27.      The next question is, how much of a refund? I find a $210 labour charge is appropriate. As for the 3 parts, on a judgment basis I find a total of $250 is appropriate, which allows for a reasonable mark-up. This totals $460, which sum is close to the range described above. The applicants paid $1,260, and after deducting $460, this leaves an $800 refund. Lily is entitled to pre-judgment interest under the Court Order Interest Act (COIA) on the $800, from January 9, 2018.

28.      Lily was substantially successful.

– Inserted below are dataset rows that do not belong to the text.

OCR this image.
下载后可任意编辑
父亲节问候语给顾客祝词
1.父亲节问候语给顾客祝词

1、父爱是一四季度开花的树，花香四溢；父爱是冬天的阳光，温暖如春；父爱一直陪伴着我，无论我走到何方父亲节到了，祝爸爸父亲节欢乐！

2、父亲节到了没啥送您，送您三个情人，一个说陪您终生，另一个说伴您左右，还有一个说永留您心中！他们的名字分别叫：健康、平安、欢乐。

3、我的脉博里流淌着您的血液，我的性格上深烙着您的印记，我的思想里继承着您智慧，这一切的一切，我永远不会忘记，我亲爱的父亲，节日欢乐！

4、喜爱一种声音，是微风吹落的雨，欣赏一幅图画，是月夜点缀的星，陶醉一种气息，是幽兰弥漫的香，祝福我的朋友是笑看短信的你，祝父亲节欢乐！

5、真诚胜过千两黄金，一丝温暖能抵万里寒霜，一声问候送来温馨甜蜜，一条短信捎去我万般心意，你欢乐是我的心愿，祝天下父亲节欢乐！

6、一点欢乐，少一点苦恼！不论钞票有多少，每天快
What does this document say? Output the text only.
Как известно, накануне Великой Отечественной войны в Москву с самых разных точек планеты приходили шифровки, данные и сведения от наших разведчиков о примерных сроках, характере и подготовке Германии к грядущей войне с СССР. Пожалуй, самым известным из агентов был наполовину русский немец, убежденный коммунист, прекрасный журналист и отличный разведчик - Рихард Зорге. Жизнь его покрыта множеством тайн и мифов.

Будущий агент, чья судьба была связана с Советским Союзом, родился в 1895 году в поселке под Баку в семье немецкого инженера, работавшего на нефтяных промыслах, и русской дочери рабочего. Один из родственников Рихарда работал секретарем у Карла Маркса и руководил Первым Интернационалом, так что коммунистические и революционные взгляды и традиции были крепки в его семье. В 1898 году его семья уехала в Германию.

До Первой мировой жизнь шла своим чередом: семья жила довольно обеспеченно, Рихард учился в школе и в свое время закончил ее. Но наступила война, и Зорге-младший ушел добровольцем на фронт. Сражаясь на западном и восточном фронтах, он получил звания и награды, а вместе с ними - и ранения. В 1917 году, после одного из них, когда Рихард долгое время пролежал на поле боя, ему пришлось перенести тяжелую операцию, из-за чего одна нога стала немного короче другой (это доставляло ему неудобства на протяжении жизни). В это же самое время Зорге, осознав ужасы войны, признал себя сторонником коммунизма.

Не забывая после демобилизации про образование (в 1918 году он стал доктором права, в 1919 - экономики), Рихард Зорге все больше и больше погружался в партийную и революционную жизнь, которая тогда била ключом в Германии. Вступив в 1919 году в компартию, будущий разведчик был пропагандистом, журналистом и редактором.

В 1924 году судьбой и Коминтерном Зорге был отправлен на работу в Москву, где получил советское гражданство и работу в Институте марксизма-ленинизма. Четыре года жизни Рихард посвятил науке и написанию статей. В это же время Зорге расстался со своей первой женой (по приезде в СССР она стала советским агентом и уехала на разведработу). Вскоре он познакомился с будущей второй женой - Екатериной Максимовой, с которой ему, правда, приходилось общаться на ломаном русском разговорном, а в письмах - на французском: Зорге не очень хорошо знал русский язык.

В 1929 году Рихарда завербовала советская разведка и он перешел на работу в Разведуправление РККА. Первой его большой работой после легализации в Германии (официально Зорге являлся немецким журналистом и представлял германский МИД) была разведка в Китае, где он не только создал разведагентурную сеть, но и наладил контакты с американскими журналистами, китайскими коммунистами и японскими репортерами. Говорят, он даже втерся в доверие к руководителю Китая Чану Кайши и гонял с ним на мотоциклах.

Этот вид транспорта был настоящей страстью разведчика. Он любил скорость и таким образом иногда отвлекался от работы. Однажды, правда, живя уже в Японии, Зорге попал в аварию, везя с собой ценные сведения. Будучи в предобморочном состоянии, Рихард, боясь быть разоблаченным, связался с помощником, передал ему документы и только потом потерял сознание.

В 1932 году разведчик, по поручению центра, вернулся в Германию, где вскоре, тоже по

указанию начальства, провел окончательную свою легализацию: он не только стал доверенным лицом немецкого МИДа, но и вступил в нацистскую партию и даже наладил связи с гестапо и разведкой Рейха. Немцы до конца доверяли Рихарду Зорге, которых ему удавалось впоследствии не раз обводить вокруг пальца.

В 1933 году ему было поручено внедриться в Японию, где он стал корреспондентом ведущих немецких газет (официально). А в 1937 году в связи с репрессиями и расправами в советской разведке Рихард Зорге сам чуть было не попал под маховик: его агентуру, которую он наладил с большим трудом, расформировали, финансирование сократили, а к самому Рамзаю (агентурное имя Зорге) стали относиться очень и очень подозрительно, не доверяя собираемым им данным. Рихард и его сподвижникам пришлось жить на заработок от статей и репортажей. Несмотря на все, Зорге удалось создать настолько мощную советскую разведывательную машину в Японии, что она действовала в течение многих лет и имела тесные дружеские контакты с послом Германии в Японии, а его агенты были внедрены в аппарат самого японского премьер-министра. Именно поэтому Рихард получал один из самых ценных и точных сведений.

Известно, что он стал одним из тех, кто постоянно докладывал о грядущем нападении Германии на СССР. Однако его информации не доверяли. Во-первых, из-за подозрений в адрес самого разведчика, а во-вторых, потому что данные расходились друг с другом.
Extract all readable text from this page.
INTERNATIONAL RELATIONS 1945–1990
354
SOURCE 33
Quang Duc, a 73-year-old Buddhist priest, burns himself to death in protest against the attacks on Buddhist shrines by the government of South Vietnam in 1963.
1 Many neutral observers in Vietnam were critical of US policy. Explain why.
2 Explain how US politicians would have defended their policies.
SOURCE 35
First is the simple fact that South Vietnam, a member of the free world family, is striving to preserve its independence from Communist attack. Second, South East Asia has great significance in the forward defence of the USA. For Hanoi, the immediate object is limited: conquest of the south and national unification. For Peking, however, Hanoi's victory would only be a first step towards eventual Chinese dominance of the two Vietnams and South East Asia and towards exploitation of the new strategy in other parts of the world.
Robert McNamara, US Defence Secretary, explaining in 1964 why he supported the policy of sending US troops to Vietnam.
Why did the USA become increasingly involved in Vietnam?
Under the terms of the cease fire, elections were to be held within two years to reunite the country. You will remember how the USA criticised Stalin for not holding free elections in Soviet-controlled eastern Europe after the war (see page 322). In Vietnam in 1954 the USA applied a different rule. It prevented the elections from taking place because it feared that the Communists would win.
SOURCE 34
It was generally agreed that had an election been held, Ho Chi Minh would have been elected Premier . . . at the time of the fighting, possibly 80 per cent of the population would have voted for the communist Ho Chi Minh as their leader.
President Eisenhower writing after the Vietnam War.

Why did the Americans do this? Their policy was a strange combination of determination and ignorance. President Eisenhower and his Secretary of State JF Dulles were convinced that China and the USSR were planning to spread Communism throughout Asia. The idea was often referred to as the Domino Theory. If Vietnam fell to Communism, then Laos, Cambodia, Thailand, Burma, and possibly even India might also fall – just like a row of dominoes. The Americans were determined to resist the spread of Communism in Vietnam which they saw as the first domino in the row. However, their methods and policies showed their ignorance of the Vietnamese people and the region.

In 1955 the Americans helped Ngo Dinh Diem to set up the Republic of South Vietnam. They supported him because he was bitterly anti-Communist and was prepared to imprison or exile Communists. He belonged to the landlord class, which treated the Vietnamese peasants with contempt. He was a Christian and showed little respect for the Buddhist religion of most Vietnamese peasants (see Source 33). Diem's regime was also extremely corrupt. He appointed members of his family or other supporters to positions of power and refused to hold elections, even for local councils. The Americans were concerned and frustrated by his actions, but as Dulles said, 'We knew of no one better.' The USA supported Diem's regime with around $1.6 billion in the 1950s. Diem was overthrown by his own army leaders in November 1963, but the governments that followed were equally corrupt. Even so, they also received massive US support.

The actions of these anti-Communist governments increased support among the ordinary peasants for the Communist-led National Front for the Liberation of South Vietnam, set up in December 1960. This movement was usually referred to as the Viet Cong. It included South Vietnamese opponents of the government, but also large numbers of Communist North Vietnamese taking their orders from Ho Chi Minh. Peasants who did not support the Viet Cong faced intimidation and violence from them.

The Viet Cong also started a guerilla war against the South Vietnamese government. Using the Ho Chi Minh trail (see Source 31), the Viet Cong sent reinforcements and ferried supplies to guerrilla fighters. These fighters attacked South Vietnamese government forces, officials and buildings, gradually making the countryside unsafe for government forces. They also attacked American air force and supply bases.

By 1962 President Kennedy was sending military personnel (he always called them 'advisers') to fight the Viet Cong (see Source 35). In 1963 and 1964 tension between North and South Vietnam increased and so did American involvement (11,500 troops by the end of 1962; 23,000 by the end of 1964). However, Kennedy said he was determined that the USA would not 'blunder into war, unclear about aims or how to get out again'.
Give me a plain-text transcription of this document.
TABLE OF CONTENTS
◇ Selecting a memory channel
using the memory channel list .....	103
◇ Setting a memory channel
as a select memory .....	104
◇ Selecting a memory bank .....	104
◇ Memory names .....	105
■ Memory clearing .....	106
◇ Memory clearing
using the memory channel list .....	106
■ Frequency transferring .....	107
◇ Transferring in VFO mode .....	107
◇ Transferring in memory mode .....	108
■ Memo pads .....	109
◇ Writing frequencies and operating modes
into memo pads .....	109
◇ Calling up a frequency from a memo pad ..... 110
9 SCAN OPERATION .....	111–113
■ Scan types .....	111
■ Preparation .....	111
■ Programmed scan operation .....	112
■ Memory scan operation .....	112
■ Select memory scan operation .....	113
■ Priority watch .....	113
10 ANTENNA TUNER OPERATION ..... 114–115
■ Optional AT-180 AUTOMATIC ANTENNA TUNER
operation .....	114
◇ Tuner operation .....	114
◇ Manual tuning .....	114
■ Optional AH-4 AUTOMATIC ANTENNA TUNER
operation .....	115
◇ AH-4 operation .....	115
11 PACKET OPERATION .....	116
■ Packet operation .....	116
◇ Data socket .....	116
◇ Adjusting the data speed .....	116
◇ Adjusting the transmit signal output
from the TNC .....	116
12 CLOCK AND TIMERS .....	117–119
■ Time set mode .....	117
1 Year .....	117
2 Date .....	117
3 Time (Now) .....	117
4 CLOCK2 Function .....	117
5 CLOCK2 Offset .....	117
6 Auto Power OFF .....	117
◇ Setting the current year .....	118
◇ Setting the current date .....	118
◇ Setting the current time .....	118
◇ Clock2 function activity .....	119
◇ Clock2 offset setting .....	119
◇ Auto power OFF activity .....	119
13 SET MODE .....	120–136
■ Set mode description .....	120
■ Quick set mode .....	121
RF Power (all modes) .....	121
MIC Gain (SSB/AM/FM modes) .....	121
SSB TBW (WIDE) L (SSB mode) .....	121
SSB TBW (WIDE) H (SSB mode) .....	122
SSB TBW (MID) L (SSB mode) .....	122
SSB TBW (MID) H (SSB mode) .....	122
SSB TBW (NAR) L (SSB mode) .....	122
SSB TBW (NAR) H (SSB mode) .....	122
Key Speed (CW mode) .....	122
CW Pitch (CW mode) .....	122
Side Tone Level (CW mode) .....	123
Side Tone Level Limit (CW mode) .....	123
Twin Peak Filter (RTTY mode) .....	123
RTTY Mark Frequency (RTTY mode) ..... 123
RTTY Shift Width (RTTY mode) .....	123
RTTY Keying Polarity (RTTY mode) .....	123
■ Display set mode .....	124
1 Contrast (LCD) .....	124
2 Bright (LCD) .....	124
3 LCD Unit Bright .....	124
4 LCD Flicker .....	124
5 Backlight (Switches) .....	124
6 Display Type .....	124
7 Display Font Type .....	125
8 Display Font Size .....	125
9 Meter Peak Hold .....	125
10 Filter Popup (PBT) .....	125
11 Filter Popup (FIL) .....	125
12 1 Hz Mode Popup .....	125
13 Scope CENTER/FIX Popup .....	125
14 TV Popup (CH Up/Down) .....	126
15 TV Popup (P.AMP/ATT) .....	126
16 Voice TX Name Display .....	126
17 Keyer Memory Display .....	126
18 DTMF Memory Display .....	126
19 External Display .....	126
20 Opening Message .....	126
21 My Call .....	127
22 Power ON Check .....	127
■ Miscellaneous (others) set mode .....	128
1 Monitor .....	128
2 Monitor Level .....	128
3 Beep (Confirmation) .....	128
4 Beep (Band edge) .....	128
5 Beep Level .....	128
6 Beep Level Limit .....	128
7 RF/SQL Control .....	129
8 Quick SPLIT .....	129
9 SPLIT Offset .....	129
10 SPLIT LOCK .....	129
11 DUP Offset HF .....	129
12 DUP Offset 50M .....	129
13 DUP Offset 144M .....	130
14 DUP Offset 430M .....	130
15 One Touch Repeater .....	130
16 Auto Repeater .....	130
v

Under section 49 of the Act and the tribunal’s rules, I find the respondent must also reimburse Lily $125 in tribunal fees and $10.50 in dispute-related expenses.

ORDERS

29.      Within 14 days of the date of this decision, I order the respondent to pay the applicant Lily Mah a total of $941.77, broken down as follows:

a.      $800 as a refund for the January 9, 2018 boiler repair,

b.      $6.27 in pre-judgment interest under the COIA, and

c.      $125 in tribunal fees and $10.50 in dispute-related expenses.

30.      The applicant Lily Mah is also entitled to post-judgment interest under the COIA, as applicable. The applicant Cindy Mah’s claims are dismissed.

31.      Under section 48 of the Act, the tribunal will not provide the parties with the Order giving final effect to this decision until the time for making a notice of objection under section 56.1(2) has expired and no notice of objection has been made.  The time for filing a notice of objection is 28 days after the party receives notice of the tribunal’s final decision.

32.      Under section 58.1 of the Act, a validated copy of the tribunal’s order can be enforced through the Provincial Court of British Columbia.  A tribunal order can only be enforced if it is an approved consent resolution order, or, if no objection has been made and the time for filing a notice of objection has passed. Once filed, a tribunal order has the same force and effect as an order of the Provincial Court of British Columbia.